Meeting list: new transcripts
I have added another set of meeting and hearing transcripts to my list of ARRB meetings. The list originally included links to transcripts online at Mary Ferrell, but these were not complete. I have since found additional transcripts in the ARRB electronic records posted at NARA last October. The transcripts are in this zip, which is a large collection of ARRB administrative records. Look in the zip under the TRANSCRP directory.
These transcripts include the 1996/9/17 Los Angeles hearing, and the 1997/04/02 DC hearing on the Zapruder film. I downloaded all of these transcripts and posted them here at the warren. Just click on the links in the meeting list.
Not all of these transcripts are identical to the MF transcripts. A particularly interesting variation is in the transcript of the 1996/08/06 public meeting. This meeting was held to discuss how the ARRB should handle the segregated CIA files compiled for the HSCA. It turns out that the meeting included a presentation from Barry Harrelson and John Pereira of the CIA’s Historical Review Group. This very informative presentation was cut out of Mary Ferrell’s version of the transcript, as the link shows. What’s up with that, MF?
Records list: revised counts
I have been working quite a bit on the ARRB record notices; the results of this work will appear mostly as revisions of my record notice list, starting with 61 FR 00048. This was the first notice to include consent releases; including these in the record notices is one reason the notices become so long and complicated.
In reviewing the record notices, I have cross checked the 1996 notices with the ARRB’s Fiscal Year 1996 Report, on-line at MF. This report includes two interesting supplements: 1) a summary of the decisions published in notices 14-23 (as numbered in my list), on pages 9-18 of the Report; 2) Appendix B, a 64 page list of all the records noticed.

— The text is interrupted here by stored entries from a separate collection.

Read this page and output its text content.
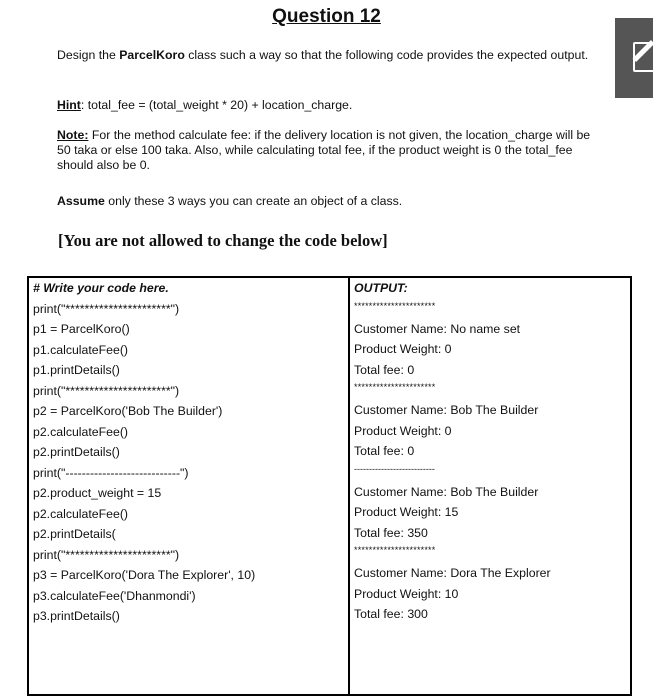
Question 12
Design the ParcelKoro class such a way so that the following code provides the expected output.
Hint: total_fee = (total_weight * 20) + location_charge.
Note: For the method calculate fee: if the delivery location is not given, the location_charge will be 50 taka or else 100 taka. Also, while calculating total fee, if the product weight is 0 the total_fee should also be 0.
Assume only these 3 ways you can create an object of a class.
[You are not allowed to change the code below]
# Write your code here.
print("**********************")
p1 = ParcelKoro()
p1.calculateFee()
p1.printDetails()
print("**********************")
p2 = ParcelKoro('Bob The Builder')
p2.calculateFee()
p2.printDetails()
print("----------------------------")
p2.product_weight = 15
p2.calculateFee()
p2.printDetails(
print("**********************")
p3 = ParcelKoro('Dora The Explorer', 10)
p3.calculateFee('Dhanmondi')
p3.printDetails()
OUTPUT:
**********************
Customer Name: No name set
Product Weight: 0
Total fee: 0
**********************
Customer Name: Bob The Builder
Product Weight: 0
Total fee: 0
---------------------------
Customer Name: Bob The Builder
Product Weight: 15
Total fee: 350
**********************
Customer Name: Dora The Explorer
Product Weight: 10
Total fee: 300
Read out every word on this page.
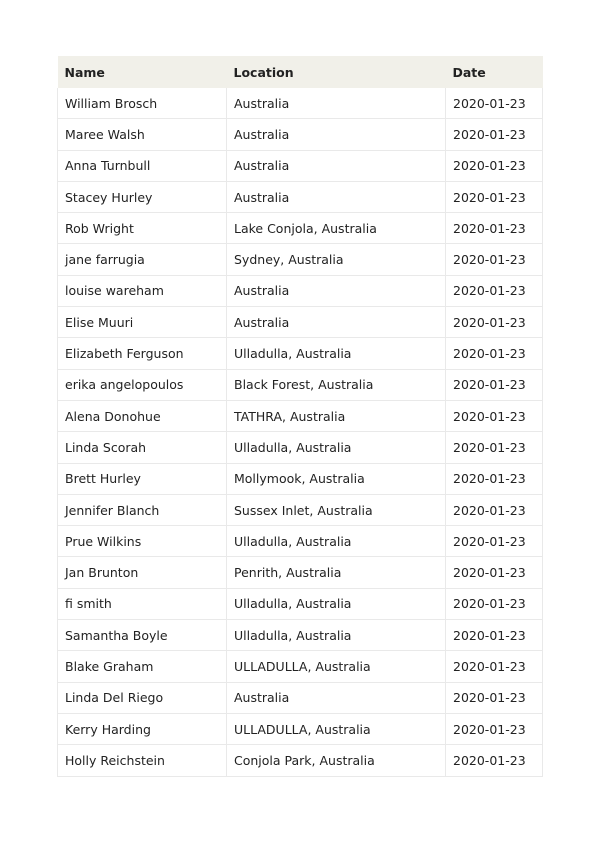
Name	Location	Date
William Brosch	Australia	2020-01-23
Maree Walsh	Australia	2020-01-23
Anna Turnbull	Australia	2020-01-23
Stacey Hurley	Australia	2020-01-23
Rob Wright	Lake Conjola, Australia	2020-01-23
jane farrugia	Sydney, Australia	2020-01-23
louise wareham	Australia	2020-01-23
Elise Muuri	Australia	2020-01-23
Elizabeth Ferguson	Ulladulla, Australia	2020-01-23
erika angelopoulos	Black Forest, Australia	2020-01-23
Alena Donohue	TATHRA, Australia	2020-01-23
Linda Scorah	Ulladulla, Australia	2020-01-23
Brett Hurley	Mollymook, Australia	2020-01-23
Jennifer Blanch	Sussex Inlet, Australia	2020-01-23
Prue Wilkins	Ulladulla, Australia	2020-01-23
Jan Brunton	Penrith, Australia	2020-01-23
fi smith	Ulladulla, Australia	2020-01-23
Samantha Boyle	Ulladulla, Australia	2020-01-23
Blake Graham	ULLADULLA, Australia	2020-01-23
Linda Del Riego	Australia	2020-01-23
Kerry Harding	ULLADULLA, Australia	2020-01-23
Holly Reichstein	Conjola Park, Australia	2020-01-23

Both of these cover only the records the Board actually voted on; they do not cover the consent releases. Since the report is devoted to the Board’s activities and specifically to justifying an extension of the Board’s term, this is understandable, but of course this means any questions about the consent releases in the notices will not be answered here. Another limitation is that recissions are not mentioned at all, nor are records reconsidered distinguished from regular determinations. This makes verifying counts tricky sometimes.
In addition, Appendix B has close to 200 duplicate record numbers in it. The majority of these are FBI records, but there are plenty of CIA duplicate numbers too. At this early stage of the ARC, there were clearly problems with making sure that every record had a unique number. This is not surprising, since the finding aids which enforced the unique number requirement were being filled out by a very large group of people, who no doubt often differed in experience and understanding of the records. Strong evidence then of how large a task it was to compile the ARC.
Overall, the 1996 Report is no substitute for the FR record notices in the period it covers. No quick shortcuts for accuracy here (sigh).